Only the best F3 extinguished gasoline under 30sec, requiring high flow rates (>2,000mL/min) – nearly six times more than C6AFFF-3. Heptane required double the foam flow to achieve its 30sec extinguishment, compared to C6AFFF-3. The worst F3 seemed unable to extinguish heptane below 50sec, requiring 12 times more foam to do so than C6AFFF-3. How can such potential excess volume be accommodated in real world fires?
NRL confirmed: ‘General assessments of the [F3] fire-extinguishing performance range from optimistic to pessimistic. In the <1,000mL/min flow region gasoline is the predominantly more difficult fuel fire to extinguish with the differences becoming quite large at the 500 mL/min flow rate.’ Such significant impacts on F3 volumes may not be adequately considered by regulators seeking to avoid essential Major Hazard Facility (MHF) uses for C6 foams, perhaps not fully appreciating the serious volume implications of F3s, plus the potential compromises to life safety, critical infrastructure and environment quality that may result.
NRL’s extensive testing found ‘two important premises in trying to develop new F3 formulations to replace AFFF formulations are:
- Mechanisms of foam activity for pool fire suppression are fundamentally different for AFFF and F3 based foam formulations; and
- Effectiveness of fuel fire suppression by F3 formulations is dependent on the identity of the fuel, with the gasoline fire being the more difficult to extinguish while fuel fire suppression by AFFF formulations is relatively insensitive to the identity of the fuel.’
Yet C6AFFFs work quickly, reliably, effectively and flexibly on all hydrocarbon fuels similarly, providing exceptional re-ignition resistance. NRL recognizes: ‘It is likely to involve significant out-of-the-box thinking and chemistry, particularly if one tries imitating some of fluorocarbon surfactant’s more important properties.’

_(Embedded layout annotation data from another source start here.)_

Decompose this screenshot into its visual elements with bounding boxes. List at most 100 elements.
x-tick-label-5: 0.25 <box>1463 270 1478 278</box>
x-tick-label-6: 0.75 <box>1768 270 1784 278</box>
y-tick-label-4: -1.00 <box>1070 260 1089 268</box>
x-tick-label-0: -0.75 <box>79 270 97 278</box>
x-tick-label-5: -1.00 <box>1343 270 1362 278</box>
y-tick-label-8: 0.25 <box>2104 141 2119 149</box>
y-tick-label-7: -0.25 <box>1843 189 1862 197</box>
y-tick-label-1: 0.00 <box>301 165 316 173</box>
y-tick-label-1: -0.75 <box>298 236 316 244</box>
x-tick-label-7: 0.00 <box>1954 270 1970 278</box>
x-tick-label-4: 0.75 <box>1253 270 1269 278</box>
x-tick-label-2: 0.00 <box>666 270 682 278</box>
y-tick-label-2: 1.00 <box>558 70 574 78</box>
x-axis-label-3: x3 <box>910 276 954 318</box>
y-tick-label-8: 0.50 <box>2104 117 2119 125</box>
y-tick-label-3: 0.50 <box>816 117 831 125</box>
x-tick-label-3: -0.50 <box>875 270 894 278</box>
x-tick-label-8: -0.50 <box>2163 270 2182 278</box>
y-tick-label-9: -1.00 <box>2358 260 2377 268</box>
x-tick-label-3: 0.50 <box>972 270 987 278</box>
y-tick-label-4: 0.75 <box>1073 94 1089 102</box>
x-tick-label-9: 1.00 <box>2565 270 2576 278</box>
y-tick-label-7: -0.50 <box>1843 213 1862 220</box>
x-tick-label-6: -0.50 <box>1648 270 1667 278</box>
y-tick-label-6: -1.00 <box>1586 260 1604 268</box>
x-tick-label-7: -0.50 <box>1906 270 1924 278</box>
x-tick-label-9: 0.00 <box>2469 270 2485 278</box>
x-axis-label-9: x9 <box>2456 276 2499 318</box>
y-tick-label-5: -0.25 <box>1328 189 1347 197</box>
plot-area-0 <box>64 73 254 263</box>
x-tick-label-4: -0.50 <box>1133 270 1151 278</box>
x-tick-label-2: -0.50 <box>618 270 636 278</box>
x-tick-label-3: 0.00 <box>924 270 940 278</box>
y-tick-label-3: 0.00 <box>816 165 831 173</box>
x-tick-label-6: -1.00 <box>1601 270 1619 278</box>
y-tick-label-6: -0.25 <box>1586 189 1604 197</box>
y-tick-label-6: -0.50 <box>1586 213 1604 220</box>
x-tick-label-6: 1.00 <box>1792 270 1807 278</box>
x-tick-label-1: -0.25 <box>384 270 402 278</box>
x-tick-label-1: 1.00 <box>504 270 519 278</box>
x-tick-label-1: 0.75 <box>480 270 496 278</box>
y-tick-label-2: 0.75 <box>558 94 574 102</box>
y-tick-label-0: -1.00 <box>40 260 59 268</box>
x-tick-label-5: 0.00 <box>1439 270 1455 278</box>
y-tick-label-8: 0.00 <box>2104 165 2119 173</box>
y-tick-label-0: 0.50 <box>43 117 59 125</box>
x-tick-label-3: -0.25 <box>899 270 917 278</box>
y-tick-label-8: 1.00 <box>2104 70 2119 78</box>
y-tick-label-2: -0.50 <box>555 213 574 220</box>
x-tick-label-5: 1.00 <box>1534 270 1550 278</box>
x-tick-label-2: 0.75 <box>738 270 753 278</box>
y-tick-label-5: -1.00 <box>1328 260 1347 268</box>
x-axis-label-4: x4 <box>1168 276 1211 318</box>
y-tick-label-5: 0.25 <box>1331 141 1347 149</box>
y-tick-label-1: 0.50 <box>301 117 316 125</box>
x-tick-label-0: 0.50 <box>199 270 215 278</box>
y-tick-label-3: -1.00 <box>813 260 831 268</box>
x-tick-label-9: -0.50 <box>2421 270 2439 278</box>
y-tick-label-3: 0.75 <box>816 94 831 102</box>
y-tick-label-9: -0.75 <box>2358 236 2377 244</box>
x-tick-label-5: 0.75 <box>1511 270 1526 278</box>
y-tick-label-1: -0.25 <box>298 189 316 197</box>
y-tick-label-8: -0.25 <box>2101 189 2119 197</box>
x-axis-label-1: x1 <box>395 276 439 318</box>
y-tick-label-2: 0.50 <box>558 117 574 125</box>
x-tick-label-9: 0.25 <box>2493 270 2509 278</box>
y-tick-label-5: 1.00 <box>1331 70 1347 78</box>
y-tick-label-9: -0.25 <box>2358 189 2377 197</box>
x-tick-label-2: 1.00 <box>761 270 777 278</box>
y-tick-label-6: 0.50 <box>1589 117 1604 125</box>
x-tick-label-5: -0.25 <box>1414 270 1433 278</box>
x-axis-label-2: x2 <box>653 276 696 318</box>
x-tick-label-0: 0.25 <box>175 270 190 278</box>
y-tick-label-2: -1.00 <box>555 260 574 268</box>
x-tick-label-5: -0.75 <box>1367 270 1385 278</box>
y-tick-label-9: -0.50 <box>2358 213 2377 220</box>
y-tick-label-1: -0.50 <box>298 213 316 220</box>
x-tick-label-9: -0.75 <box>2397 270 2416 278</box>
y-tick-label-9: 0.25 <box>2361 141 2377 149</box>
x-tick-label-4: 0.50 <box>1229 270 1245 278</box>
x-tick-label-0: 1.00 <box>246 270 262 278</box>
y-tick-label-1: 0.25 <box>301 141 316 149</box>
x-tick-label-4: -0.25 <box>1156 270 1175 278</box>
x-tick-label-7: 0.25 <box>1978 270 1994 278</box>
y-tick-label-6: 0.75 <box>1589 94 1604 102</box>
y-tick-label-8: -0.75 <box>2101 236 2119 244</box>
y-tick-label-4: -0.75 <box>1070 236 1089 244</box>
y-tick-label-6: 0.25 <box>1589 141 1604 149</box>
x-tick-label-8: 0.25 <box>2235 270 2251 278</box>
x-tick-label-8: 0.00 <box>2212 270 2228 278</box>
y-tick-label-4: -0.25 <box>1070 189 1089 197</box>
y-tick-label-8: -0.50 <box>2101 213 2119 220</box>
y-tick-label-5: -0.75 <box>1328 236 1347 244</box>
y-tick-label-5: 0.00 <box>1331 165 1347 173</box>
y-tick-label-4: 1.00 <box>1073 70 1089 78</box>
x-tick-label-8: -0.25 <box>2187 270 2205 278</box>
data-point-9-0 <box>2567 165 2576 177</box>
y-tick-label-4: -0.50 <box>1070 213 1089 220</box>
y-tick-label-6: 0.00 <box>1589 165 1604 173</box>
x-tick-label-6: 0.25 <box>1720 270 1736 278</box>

Speed of control minimizes potentially carcinogenic smoke and breakdown products affecting firefighters and nearby communities, reducing amounts of foam used, reducing containment overflows potentially causing major polluting events, even where F3s are used. As occurred at West Footscray’s chemical factory fire (Melbourne, August 2018). EPA Victoria confirmed >2,000 fish died and 16 times accepted PFAS recreational water levels were detected immediately downstream of this fire site for two weeks. Only non-fluorinated foams were used, taking a slow 17 hours to control and five long days to extinguish. Aren’t there better answers?
Best way forward
Capturing, containing, treating and safely disposing of all foams should be a requirement for any incident irrespective of the foam type used in order to prevent run-off, whether derived from firefighting foams or other breakdown products of the fire, from reaching our environment. Effective, affordable containment methods and treatment options for both fluorinated and non-fluorinated foams are now available to ensure this result.
In spite of improvements made in F3s, C6 foams still provide the fastest, most effective, reliable agents providing life safety and critical infrastructure protection for MHFs, without compromise. In the words of the UK Environment Agency: ‘In summary … foam buyers’ primary concern should be which foam is the most effective at putting out the fire. All firewater and all foams present a pollution hazard. … The key to preventing [the] worst pollution is to have a response plan to clear potential fire hazards. … All fire water runoff will be detrimental to the environment if allowed to enter water courses. … [the] best technique is to prevent pollution from entering in the first place.’